September 21, 2023

Open Court


Three new members as ATP Player Council election results announced



Canadian Félix Auger-Aliassime generally feels pretty young out on the ATP Tour.

But he’s going to feel like a veritable puppy when the new ATP Player Council meets to hash out Tour business over the next 18 months.

The 20-year-old Canadian is the only under-30 on the nine-player council, which takes office on Jan. 1.

Auger-Aliassime’s presence lowers the average of the council about a year and a half.

Without him, the average age is … 35 1/2 years. With him, it’s just under 34 years.

It is, let’s say, a “seasoned” crew.

Only one spring chicken on the new ATP Player Council for 2021.

Andujar and Daniell the newbies

The council is also extremely white. And it’s also extremely Euro-centric (if we’re still including Great Britain as part of Europe, for argument’s sake).

There are no Asian players.

Daniell, a New Zealander and John Millman, an Aussie, represent all of Asia and Oceania.

Auger-Aliassime is the the only player of colour. And he is a Canadian essentially representing all of North America. There are no U.S. members on the new council.
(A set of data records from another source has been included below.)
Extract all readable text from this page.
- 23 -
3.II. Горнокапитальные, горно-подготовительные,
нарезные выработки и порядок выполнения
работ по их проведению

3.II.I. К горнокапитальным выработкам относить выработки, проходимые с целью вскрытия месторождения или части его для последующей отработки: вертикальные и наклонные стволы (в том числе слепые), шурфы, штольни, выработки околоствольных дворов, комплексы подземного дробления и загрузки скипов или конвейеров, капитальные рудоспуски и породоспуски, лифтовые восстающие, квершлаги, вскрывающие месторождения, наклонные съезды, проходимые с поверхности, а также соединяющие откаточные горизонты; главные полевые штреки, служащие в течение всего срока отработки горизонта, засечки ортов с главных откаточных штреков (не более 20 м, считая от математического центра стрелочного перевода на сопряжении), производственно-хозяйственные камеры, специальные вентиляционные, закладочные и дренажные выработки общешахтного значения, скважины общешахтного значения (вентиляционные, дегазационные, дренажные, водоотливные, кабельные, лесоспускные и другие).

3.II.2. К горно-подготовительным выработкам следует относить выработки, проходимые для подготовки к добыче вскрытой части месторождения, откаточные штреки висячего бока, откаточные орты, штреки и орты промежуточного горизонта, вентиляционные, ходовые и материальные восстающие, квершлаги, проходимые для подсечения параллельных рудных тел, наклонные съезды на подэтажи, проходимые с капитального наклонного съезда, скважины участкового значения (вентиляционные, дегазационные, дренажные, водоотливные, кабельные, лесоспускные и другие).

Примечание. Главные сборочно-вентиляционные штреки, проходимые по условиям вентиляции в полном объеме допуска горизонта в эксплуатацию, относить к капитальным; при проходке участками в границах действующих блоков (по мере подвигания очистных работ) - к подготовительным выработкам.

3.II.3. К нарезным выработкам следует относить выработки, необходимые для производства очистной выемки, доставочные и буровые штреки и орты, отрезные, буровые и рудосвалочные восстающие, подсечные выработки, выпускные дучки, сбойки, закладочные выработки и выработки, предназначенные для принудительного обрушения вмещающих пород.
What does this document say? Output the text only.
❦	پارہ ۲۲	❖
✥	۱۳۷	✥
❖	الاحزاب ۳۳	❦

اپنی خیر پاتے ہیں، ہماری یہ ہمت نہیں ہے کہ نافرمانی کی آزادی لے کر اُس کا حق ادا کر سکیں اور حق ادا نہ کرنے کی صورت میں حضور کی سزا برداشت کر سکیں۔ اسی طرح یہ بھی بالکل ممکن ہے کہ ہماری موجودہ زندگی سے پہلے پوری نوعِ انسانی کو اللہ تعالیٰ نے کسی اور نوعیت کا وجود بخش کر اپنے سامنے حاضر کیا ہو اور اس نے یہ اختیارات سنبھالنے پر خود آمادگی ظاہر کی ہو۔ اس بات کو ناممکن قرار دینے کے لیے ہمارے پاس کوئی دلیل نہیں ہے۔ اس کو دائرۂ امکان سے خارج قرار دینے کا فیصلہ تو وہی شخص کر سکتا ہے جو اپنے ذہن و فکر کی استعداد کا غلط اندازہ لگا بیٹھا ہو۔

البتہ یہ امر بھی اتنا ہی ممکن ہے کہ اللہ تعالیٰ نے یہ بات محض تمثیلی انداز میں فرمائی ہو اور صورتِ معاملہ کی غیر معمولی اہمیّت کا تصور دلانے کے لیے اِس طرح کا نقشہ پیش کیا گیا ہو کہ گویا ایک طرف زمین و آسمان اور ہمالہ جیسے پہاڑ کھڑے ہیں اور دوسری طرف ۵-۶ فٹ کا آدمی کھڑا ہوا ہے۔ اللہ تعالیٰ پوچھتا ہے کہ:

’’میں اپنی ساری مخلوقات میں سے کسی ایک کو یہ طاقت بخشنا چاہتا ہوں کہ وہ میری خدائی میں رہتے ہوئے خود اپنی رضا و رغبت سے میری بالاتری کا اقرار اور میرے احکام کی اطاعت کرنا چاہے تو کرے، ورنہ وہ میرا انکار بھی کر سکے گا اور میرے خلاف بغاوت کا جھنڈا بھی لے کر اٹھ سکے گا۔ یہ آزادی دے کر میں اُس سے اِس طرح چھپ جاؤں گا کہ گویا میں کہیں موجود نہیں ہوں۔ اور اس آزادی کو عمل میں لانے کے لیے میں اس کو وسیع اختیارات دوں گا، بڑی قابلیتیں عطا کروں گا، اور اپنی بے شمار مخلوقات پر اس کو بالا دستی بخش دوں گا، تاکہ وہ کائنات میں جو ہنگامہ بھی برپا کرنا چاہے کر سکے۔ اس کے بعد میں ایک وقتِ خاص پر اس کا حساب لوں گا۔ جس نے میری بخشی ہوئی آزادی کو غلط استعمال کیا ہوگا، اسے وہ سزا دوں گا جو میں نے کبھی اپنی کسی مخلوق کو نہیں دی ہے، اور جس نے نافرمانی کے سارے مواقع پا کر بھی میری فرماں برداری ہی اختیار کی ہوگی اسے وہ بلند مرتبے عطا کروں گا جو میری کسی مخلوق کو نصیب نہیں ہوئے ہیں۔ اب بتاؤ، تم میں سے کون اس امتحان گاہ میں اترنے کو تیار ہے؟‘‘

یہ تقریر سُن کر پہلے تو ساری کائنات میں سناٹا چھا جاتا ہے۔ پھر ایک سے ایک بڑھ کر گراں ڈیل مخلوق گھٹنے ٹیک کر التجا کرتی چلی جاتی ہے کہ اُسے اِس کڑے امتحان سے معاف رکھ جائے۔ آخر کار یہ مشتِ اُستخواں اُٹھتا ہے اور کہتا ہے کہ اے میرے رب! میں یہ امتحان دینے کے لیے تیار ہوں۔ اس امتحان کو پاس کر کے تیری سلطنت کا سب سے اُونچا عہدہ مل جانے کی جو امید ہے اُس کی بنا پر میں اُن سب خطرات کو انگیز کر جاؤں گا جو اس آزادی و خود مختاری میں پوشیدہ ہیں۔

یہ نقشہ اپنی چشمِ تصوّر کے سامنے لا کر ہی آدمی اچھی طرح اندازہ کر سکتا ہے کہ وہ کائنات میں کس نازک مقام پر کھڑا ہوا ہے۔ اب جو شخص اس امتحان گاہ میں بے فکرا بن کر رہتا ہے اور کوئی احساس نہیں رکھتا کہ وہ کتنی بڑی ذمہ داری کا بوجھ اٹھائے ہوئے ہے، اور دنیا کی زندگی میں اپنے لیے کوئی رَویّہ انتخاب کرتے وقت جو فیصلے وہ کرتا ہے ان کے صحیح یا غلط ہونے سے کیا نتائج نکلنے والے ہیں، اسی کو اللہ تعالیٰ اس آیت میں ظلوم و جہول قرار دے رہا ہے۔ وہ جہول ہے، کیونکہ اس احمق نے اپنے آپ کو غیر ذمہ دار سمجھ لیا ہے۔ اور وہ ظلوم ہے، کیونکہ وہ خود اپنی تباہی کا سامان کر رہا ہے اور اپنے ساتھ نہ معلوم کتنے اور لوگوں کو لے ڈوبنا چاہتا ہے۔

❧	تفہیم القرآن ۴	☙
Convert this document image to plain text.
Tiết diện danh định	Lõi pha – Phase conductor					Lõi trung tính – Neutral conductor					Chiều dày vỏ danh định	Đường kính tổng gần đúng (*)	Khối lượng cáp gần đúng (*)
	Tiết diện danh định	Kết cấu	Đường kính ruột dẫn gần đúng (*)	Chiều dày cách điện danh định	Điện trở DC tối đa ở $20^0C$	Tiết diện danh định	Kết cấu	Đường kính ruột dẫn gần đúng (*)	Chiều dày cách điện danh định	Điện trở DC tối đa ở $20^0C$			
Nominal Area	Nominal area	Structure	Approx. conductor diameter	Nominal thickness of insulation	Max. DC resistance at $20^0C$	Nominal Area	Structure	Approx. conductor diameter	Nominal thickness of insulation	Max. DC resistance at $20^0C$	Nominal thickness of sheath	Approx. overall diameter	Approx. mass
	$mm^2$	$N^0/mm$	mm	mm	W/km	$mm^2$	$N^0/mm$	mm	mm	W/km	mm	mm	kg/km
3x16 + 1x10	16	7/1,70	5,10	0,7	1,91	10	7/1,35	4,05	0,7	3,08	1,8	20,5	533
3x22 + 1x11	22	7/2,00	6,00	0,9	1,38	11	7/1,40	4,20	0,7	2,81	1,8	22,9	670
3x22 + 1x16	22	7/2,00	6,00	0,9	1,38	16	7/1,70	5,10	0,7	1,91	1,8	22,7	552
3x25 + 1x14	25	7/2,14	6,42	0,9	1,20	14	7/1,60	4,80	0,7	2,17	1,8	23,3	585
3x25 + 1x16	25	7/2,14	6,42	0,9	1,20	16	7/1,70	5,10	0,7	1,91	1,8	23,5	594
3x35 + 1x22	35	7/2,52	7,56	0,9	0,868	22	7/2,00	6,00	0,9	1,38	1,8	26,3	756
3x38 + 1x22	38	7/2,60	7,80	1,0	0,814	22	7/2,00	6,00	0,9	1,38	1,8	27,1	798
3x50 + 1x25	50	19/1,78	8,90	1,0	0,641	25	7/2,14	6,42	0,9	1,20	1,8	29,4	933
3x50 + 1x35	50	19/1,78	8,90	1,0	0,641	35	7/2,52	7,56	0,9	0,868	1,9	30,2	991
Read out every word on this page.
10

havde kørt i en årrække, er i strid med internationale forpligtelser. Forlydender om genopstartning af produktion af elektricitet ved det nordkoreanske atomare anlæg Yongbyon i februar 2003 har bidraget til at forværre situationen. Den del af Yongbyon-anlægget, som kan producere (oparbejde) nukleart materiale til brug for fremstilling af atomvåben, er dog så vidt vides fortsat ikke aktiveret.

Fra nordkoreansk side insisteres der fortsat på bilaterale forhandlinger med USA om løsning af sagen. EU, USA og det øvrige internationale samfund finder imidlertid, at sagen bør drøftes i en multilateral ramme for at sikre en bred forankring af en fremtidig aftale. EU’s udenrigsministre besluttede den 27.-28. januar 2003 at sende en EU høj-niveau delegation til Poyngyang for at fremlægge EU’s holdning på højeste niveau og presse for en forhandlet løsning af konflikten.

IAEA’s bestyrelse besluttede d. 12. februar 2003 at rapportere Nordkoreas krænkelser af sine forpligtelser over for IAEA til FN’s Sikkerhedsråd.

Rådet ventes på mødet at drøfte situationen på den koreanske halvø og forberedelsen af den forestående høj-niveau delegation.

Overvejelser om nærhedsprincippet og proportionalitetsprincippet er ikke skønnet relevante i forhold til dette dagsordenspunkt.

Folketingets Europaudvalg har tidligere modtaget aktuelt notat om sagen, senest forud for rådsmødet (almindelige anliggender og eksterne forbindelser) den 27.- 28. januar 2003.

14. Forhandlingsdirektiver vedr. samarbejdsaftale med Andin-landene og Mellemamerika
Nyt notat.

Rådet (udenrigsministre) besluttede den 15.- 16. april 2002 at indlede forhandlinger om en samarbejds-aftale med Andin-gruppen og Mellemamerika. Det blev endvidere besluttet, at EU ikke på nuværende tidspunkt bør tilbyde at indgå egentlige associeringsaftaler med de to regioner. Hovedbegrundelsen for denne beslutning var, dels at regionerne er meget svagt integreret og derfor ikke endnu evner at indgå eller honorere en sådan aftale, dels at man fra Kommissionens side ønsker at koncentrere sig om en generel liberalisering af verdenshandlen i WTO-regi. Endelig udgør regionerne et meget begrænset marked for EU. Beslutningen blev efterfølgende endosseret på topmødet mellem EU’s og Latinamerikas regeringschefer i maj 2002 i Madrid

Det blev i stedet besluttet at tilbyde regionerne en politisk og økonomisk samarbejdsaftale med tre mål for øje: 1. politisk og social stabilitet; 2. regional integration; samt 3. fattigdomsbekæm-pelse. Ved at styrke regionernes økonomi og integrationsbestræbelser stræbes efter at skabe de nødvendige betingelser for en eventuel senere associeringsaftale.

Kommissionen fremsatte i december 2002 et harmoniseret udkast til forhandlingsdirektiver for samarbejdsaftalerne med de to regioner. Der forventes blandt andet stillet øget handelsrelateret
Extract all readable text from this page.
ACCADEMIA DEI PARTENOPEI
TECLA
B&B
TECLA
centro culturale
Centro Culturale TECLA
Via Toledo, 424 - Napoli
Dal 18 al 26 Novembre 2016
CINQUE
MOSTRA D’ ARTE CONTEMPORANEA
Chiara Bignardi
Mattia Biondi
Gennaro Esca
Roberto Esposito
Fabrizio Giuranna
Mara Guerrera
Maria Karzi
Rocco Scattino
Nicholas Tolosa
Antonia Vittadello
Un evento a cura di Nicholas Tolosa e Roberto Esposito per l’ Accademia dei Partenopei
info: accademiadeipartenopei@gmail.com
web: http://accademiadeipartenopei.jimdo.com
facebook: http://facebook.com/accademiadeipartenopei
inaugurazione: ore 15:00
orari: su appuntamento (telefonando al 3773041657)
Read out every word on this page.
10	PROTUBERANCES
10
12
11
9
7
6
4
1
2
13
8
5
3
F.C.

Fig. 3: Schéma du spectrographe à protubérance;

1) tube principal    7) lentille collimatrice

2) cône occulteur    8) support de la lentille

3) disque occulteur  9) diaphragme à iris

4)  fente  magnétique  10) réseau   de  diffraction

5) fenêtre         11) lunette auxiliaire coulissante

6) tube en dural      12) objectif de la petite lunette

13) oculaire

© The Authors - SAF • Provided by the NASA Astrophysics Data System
Soares, a doubles specialist, must represent the interests of all of South America.

And South Africa’s Kevin Anderson represents all of Africa as a white man who relocated to the U.S. eons ago.

Former Council vice-president Anderson currently is the president, after Novak Djokovic resigned in August. He might no longer play that role when the new council meets next month to choose its president and vice president.

Two of the nine members are Spaniards.

And neither Russia, nor the other former Russian republics, nor the Balkan countries, are represented. Players from those two areas heavily populate the top of the ATP charts.

To sum up, there is a certain homogeneity, by just about any measure. And that’s not a particularly good thing.

The new crew will serve until June 2022..

Most council members return

Former members Federer and Nadal rejoined the council after an en masse resignation at Wimbledon in 2019.

Robin Haase, Jamie Murray, Sergiy Stakhovsky and coaching rep Daniel Vallverdu all left at the same time.

Murray, Auger-Aliassime and Millman came on last August when Djokovic, Vasek Pospisil, John Isner and Sam Querrey resigned at the US Open. Those defections followed the announcement that Djokovic and Pospisil intended to form a new players association.

Now, all five have been duly elected by the players.

Meanwhile, Vallverdu has returned as the coaching representative.

Kenya-born, London-based Italian Eno Polo, elected as a player representative to the ATP Board in November, will officially take up his duties in January. He joins incumbent members Alexander Inglot and Mark Knowles

Much work to do for the “old” guard

A large group of players ran in these elections, including Canadians Milos Raonic and Peter Polansky.

But the player electorate basically went with the tried-and-true, within the limits of geographic criteria that requires all parts of the tennis universe to be represented.

The group, led spiritually if not officially by Federer and Nadal, have aligned themselves fairly definitively behind new ATP chairman Andrea Gaudenzi. They want to give him the time to try to implement his strategic vision for the tour going forward.

The pandemic scuttled the 2020 ATP Tour schedule and threw everything into chaos. So it was a tough environment in which to begin executing that vision.

“PTPA” repping on the Council

Their solidarity meant there was nowhere for Djokovic and Pospisil to go.

The two announced the formation of the PTPA (Professional Tennis Players Association). But they don’t appear to have taken any steps since August to officialize the organization, or define the vision,

After their resignations in August, the two were nominated to stand for the council again.

But both announced a week ago they were withdrawing their names from consideration.

Both claimed they were prevented from running because of their involvement with the nascent PTPA.

A by-law amendment decided upon during Roland Garros aimed to prevent players – and tournaments, and board members, it should be said – from “belonging to alternative associations or organisations whose functions overlap with those of the Player Council, Tournament Council, or Board, or whose purpose or objective is deemed contrary to the best interest of ATP and/or the sport of tennis.”

PTPA is not even an official organization yet. Nor has it elucidated its vision. So, as it stands, there was no actual reason the two could not run for the Player Council again at the moment.

Case in point: Simon has been public in his support of the PTPA. So has Auger-Aliassime, who joined in the group photo taken on Louis Armstrong Stadium during the US Open.

And yet, both are duly elected members of the 2021-22 council.

It appears that in 2021, the off-court, boardroom drama could be as dramatic as the on-court action.